Umfragen belegen eines immer wieder: Die Einsicht, dass die Rente nicht reichen wird, führt keineswegs folgerichtig zu ergänzender Altersvorsorge. Das scheitert häufig nicht zuallererst am Portemonnaie, sondern im Kopf.
Die Absicherung des Alters reicht in eine ferne Zeit.
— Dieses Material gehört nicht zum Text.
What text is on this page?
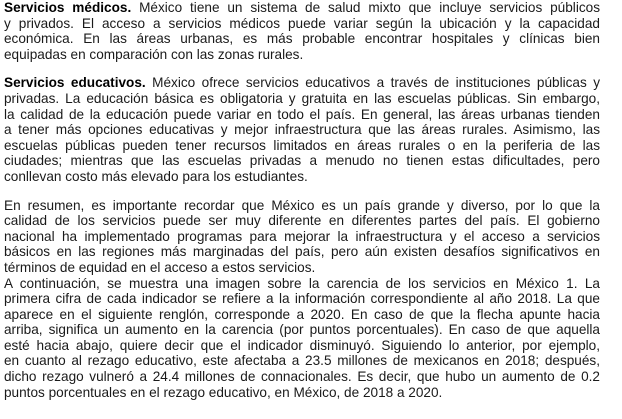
Servicios médicos. México tiene un sistema de salud mixto que incluye servicios públicos
y privados. El acceso a servicios médicos puede variar según la ubicación y la capacidad
económica. En las áreas urbanas, es más probable encontrar hospitales y clínicas bien
equipadas en comparación con las zonas rurales.
Servicios educativos. México ofrece servicios educativos a través de instituciones públicas y
privadas. La educación básica es obligatoria y gratuita en las escuelas públicas. Sin embargo,
la calidad de la educación puede variar en todo el país. En general, las áreas urbanas tienden
a tener más opciones educativas y mejor infraestructura que las áreas rurales. Asimismo, las
escuelas públicas pueden tener recursos limitados en áreas rurales o en la periferia de las
ciudades; mientras que las escuelas privadas a menudo no tienen estas dificultades, pero
conllevan costo más elevado para los estudiantes.
En resumen, es importante recordar que México es un país grande y diverso, por lo que la
calidad de los servicios puede ser muy diferente en diferentes partes del país. El gobierno
nacional ha implementado programas para mejorar la infraestructura y el acceso a servicios
básicos en las regiones más marginadas del país, pero aún existen desafíos significativos en
términos de equidad en el acceso a estos servicios.
A continuación, se muestra una imagen sobre la carencia de los servicios en México 1. La
primera cifra de cada indicador se refiere a la información correspondiente al año 2018. La que
aparece en el siguiente renglón, corresponde a 2020. En caso de que la flecha apunte hacia
arriba, significa un aumento en la carencia (por puntos porcentuales). En caso de que aquella
esté hacia abajo, quiere decir que el indicador disminuyó. Siguiendo lo anterior, por ejemplo,
en cuanto al rezago educativo, este afectaba a 23.5 millones de mexicanos en 2018; después,
dicho rezago vulneró a 24.4 millones de connacionales. Es decir, que hubo un aumento de 0.2
puntos porcentuales en el rezago educativo, en México, de 2018 a 2020.
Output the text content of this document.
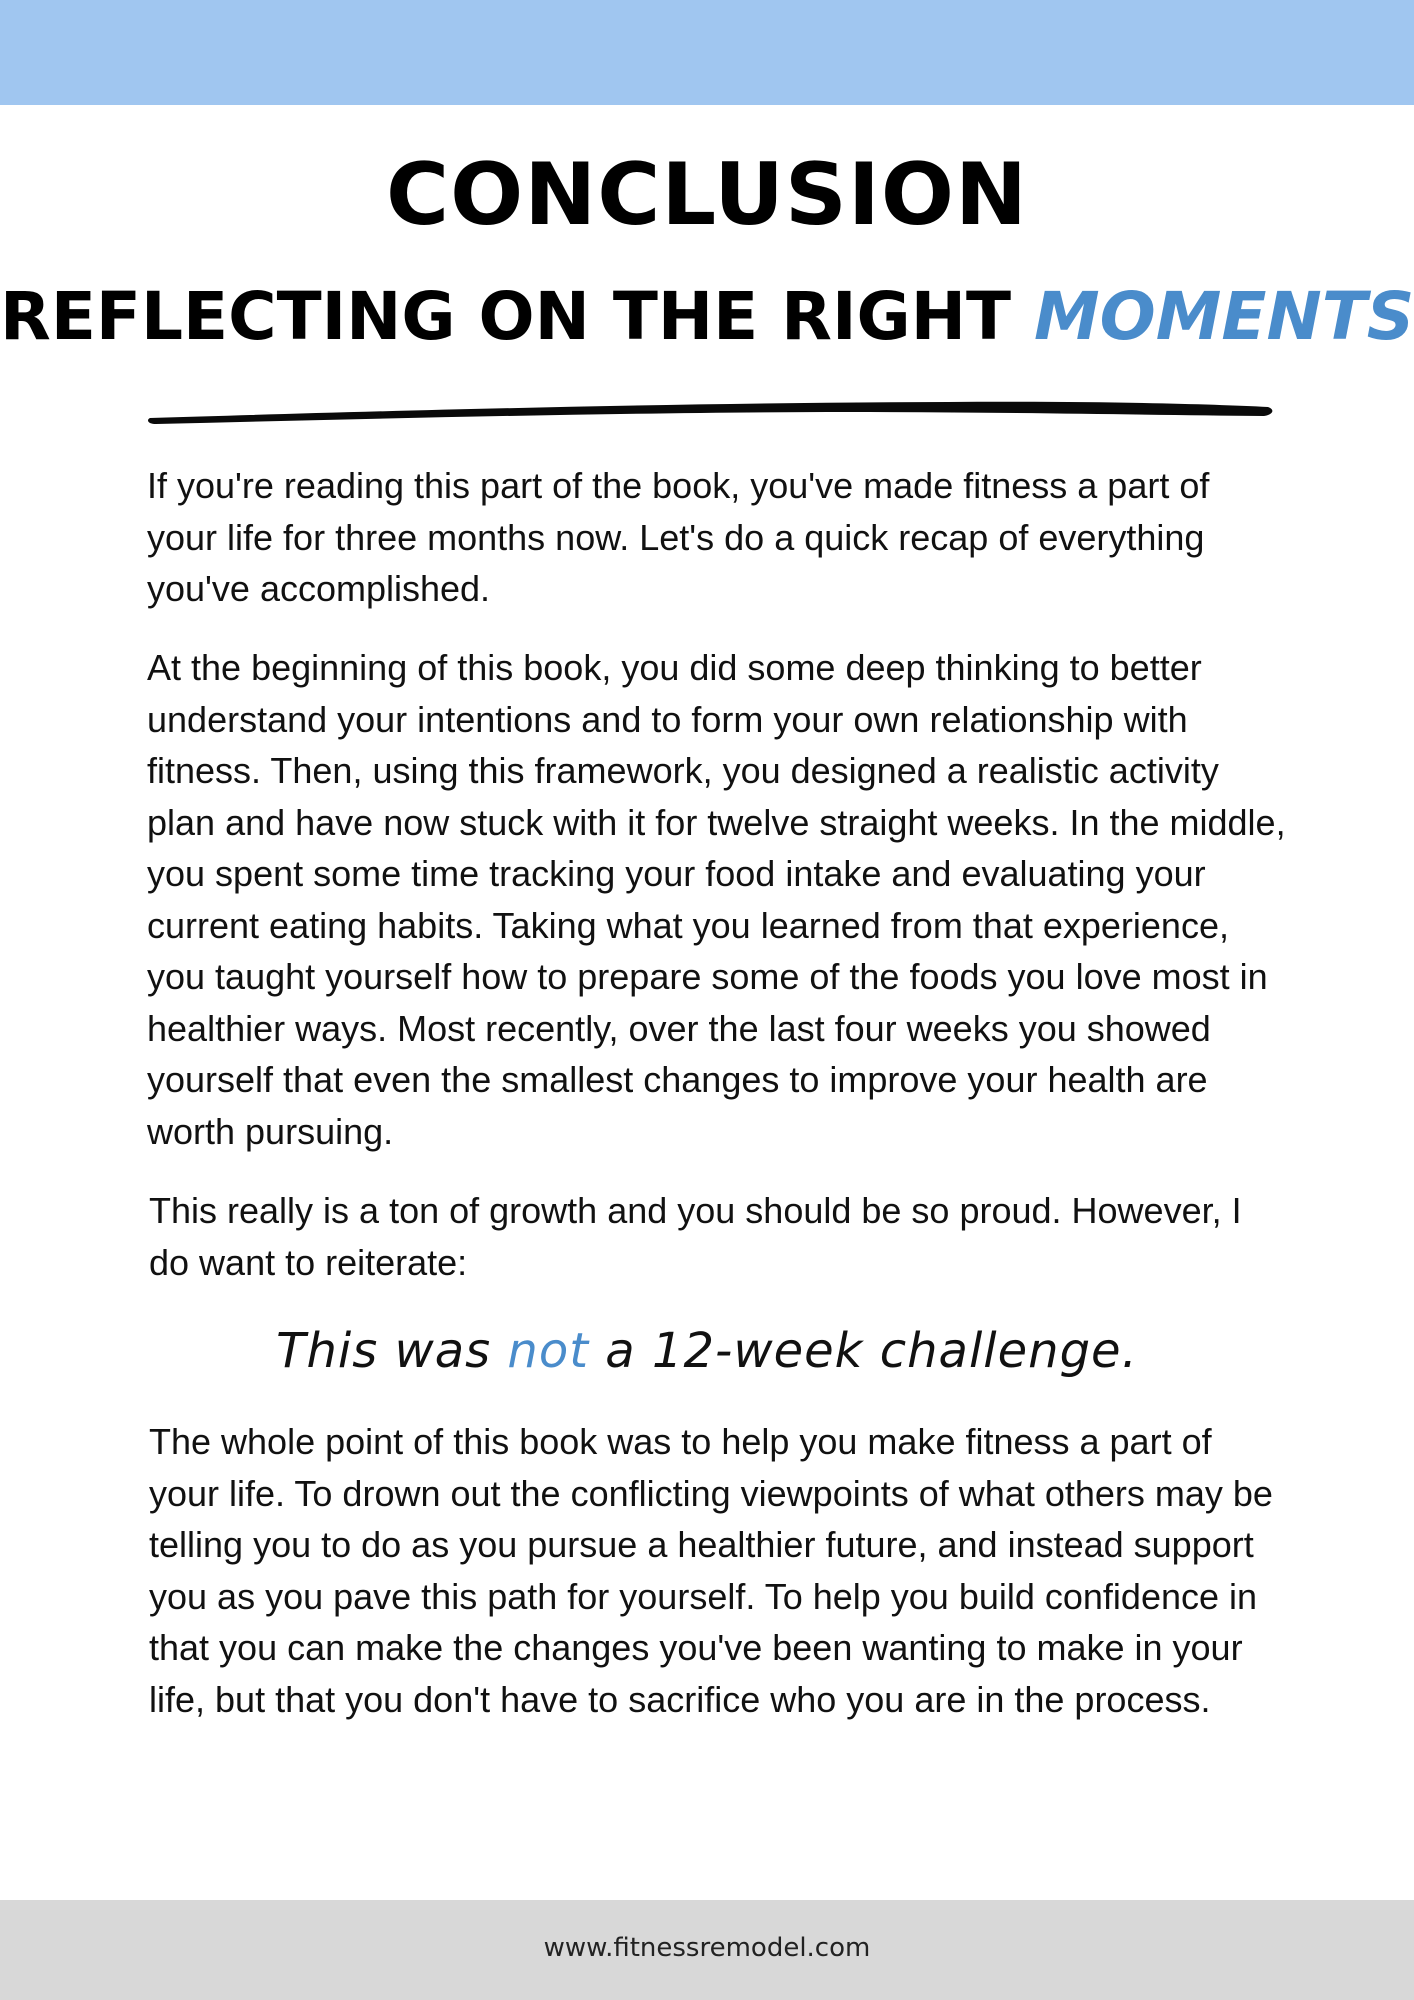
CONCLUSION
REFLECTING ON THE RIGHT MOMENTS

If you're reading this part of the book, you've made fitness a part of your life for three months now. Let's do a quick recap of everything you've accomplished.

At the beginning of this book, you did some deep thinking to better understand your intentions and to form your own relationship with fitness. Then, using this framework, you designed a realistic activity plan and have now stuck with it for twelve straight weeks. In the middle, you spent some time tracking your food intake and evaluating your current eating habits. Taking what you learned from that experience, you taught yourself how to prepare some of the foods you love most in healthier ways. Most recently, over the last four weeks you showed yourself that even the smallest changes to improve your health are worth pursuing.

This really is a ton of growth and you should be so proud. However, I do want to reiterate:

This was not a 12-week challenge.

The whole point of this book was to help you make fitness a part of your life. To drown out the conflicting viewpoints of what others may be telling you to do as you pursue a healthier future, and instead support you as you pave this path for yourself. To help you build confidence in that you can make the changes you've been wanting to make in your life, but that you don't have to sacrifice who you are in the process.

www.fitnessremodel.com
Mit Zeit und Geld gehen Menschen aber mitunter recht eigenartig um. Das zeigen Experimente. Eine Gruppe von Personen wird vor folgende Wahl gestellt: Nach zwölf Monaten Wartezeit bekommen sie 100 Euro. Warten sie dagegen 13 Monate, gibt es 150 Euro. Die meisten werden sich dann, so die Erfahrung, für den größeren Betrag nach 13 Monaten entscheiden.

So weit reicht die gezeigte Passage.